Is Criticism of Marriage Equality a Sign of Homophobia in the Trans Community?

June 27, 2015 ·

On Facebook and Twitter, I’ve seen some criticism of the SCOTUS ruling on marriage equality from trans people.  The script may vary depending on the audience, but here’s an example. Rebecca Juro posited this on Facebook:

Rebecca Juro The LGBT civil rights movement as we know it just...

“The LGBT civil rights movement as we know it just came to a screeching halt now that SCOTUS has legalized marriage in all 50 states. LGBT working families and especially trans people are on our own now. Now that the rich gays have what they want, look for them to start funding Republicans to save even more money on taxes.

The rest of us are totally fucked now. Now that there will be no money for politicians in supporting LGBT rights and gay marriage will no longer be a hot topic for left-wing media, no one will notice or care what happens to the rest of us.

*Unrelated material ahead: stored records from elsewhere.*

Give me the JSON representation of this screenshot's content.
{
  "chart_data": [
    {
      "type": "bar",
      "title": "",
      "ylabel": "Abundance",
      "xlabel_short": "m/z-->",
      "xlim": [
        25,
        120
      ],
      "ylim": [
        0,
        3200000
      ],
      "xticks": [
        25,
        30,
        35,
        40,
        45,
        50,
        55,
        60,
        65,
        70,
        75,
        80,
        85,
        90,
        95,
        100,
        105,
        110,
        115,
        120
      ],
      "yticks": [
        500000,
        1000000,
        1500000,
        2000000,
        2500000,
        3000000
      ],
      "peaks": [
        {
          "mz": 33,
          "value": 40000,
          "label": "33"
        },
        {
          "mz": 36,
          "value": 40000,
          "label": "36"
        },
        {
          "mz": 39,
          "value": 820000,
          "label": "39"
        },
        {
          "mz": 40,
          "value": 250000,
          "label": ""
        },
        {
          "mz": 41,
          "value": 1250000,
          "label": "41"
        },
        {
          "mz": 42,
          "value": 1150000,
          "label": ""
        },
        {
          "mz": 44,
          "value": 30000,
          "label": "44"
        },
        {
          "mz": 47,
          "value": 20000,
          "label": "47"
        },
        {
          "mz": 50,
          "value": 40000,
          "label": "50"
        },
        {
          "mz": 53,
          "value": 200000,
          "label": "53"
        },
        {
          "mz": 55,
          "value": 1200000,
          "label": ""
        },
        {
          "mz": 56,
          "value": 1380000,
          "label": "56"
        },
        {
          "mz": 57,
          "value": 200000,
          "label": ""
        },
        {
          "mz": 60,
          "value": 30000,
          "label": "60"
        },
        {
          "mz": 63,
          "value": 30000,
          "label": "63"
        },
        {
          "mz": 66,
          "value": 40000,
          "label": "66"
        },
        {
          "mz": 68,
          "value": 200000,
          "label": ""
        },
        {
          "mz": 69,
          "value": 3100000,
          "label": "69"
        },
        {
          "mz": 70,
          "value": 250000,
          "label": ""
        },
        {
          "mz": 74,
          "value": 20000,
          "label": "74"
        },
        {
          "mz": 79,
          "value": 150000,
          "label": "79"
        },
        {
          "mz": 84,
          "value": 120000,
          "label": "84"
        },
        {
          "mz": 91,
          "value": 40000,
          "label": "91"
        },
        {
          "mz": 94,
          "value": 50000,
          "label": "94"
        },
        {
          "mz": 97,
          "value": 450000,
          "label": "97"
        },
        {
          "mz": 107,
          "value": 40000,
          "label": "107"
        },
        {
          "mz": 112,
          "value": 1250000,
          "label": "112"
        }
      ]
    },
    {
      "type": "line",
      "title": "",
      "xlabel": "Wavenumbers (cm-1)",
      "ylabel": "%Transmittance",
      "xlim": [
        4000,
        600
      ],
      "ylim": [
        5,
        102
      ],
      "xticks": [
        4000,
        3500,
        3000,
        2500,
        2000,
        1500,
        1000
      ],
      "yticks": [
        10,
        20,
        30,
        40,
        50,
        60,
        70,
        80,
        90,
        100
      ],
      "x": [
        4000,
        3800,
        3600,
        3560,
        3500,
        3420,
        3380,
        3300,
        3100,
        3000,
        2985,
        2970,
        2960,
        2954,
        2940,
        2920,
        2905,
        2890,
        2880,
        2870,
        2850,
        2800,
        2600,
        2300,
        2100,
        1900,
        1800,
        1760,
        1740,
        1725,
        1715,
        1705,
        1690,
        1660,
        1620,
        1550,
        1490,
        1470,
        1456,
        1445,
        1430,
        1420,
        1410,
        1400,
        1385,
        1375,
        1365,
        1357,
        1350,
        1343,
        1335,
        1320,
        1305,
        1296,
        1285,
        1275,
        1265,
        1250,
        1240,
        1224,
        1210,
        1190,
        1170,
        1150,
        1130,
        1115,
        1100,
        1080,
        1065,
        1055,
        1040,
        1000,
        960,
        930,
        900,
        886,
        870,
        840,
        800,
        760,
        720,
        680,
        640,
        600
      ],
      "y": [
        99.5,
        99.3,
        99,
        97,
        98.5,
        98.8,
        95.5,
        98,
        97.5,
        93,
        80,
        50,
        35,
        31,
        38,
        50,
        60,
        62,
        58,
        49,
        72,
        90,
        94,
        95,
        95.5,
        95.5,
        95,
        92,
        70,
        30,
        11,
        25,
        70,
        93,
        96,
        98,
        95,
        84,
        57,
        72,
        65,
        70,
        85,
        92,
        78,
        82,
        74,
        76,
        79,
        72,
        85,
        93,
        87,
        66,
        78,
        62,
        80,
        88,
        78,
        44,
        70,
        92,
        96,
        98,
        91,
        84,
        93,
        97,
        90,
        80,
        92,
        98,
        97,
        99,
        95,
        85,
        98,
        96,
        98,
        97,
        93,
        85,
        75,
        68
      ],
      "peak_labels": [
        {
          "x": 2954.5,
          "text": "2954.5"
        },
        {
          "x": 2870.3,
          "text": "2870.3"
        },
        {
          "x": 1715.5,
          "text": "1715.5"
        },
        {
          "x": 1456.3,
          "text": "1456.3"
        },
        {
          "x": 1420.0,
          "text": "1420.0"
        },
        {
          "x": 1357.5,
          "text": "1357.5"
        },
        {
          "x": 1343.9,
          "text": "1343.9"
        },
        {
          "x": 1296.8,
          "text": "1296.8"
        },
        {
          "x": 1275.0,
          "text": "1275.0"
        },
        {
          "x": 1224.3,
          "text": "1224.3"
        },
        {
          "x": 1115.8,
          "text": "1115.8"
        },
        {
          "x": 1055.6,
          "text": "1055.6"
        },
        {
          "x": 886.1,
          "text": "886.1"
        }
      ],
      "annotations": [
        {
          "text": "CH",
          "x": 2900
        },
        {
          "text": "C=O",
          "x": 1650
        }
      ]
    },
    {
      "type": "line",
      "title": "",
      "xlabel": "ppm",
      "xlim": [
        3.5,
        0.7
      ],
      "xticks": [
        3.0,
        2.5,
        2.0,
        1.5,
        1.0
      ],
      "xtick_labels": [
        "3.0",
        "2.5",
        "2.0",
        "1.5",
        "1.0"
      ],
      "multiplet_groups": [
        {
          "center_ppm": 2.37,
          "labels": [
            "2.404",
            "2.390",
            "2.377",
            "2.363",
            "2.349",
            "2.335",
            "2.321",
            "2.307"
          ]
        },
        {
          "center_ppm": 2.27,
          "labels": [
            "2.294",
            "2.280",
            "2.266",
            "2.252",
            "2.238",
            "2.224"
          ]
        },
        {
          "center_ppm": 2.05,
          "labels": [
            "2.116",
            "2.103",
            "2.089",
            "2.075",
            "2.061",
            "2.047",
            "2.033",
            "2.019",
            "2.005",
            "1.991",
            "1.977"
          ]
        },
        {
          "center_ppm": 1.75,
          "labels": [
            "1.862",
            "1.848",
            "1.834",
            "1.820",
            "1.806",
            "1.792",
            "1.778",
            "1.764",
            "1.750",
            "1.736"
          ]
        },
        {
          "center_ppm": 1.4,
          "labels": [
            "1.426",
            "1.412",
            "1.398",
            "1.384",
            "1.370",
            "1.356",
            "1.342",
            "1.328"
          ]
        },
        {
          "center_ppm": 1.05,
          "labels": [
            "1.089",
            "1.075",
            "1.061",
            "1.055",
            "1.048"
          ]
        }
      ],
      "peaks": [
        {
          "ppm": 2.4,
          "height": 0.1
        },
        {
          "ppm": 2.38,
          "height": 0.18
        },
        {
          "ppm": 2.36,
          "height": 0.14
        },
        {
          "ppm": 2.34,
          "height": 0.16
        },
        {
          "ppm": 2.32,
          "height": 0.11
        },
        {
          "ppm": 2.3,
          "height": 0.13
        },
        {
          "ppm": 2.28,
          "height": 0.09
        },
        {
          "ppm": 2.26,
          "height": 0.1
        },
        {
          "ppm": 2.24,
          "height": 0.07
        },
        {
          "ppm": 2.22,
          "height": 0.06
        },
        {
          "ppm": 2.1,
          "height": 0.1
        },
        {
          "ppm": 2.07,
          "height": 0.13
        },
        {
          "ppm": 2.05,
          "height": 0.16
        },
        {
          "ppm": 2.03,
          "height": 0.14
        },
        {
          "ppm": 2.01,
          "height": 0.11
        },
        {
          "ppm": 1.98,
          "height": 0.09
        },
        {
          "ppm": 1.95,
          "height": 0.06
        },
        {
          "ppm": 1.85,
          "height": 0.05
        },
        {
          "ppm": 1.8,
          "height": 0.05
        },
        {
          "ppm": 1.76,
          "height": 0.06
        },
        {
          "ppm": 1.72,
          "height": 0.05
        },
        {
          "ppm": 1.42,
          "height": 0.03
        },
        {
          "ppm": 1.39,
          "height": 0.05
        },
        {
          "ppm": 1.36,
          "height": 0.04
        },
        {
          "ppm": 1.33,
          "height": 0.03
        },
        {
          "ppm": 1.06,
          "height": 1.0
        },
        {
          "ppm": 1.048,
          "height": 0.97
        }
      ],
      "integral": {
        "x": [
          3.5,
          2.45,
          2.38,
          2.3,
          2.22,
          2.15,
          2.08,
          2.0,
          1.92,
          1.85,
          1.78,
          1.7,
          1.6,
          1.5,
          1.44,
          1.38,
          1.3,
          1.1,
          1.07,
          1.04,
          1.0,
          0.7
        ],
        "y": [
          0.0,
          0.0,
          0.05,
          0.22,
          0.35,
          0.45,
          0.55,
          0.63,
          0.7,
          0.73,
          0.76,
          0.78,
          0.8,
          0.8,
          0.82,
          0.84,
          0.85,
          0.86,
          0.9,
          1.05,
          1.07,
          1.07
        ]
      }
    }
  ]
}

The battle is over. Gay Inc. has won and as always, it’s the LGBT working class who will find ourselves stuck with paying the price for that win.

Rah, fucking, rah.”

Where to begin…

  1. Working LGBT families are served by the marriage equality win. You don’t need a sizeable bank account to get married to the one you love. Many trans people are also gay and are able to marry who they love. Trans people who are married now don’t have to be concerned about their current marriage being invalidated.
  2. The basis of a lawsuit like Nikki Araguz’s is now moot.
  3. Marriage equality and the funders of the fight aren’t suddenly going to stop giving money. “Rich gays” didn’t/don’t fund the fight. Mostly the funding came from private charitable foundations (like the Arcus Foundation and the Gill Foundation) and multi-national corporations.
  4. Many states stuck with us and “did the right thing.” States like California and Illinois passed LGBT non-discrimination legislation before going forward with the fight for marriage equality.

There are many strong positions to take against the role of government and marriage altogether, but that’s not what yesterdays ruling focused on. There are some who will argue that there’s been too much of a focus on marriage equality and not enough on trans rights (I’m one of those people, BTW), but that’s not what the SCOTUS ruling focused on.

It’s healthy to question the direction of the LGBT movement after Friday’s decision. But suggesting that GLBT families aren’t helped by the SCOTUS marriage equality decision and that the decision is bad for trans equality, is a bad argument that borders on homophobia.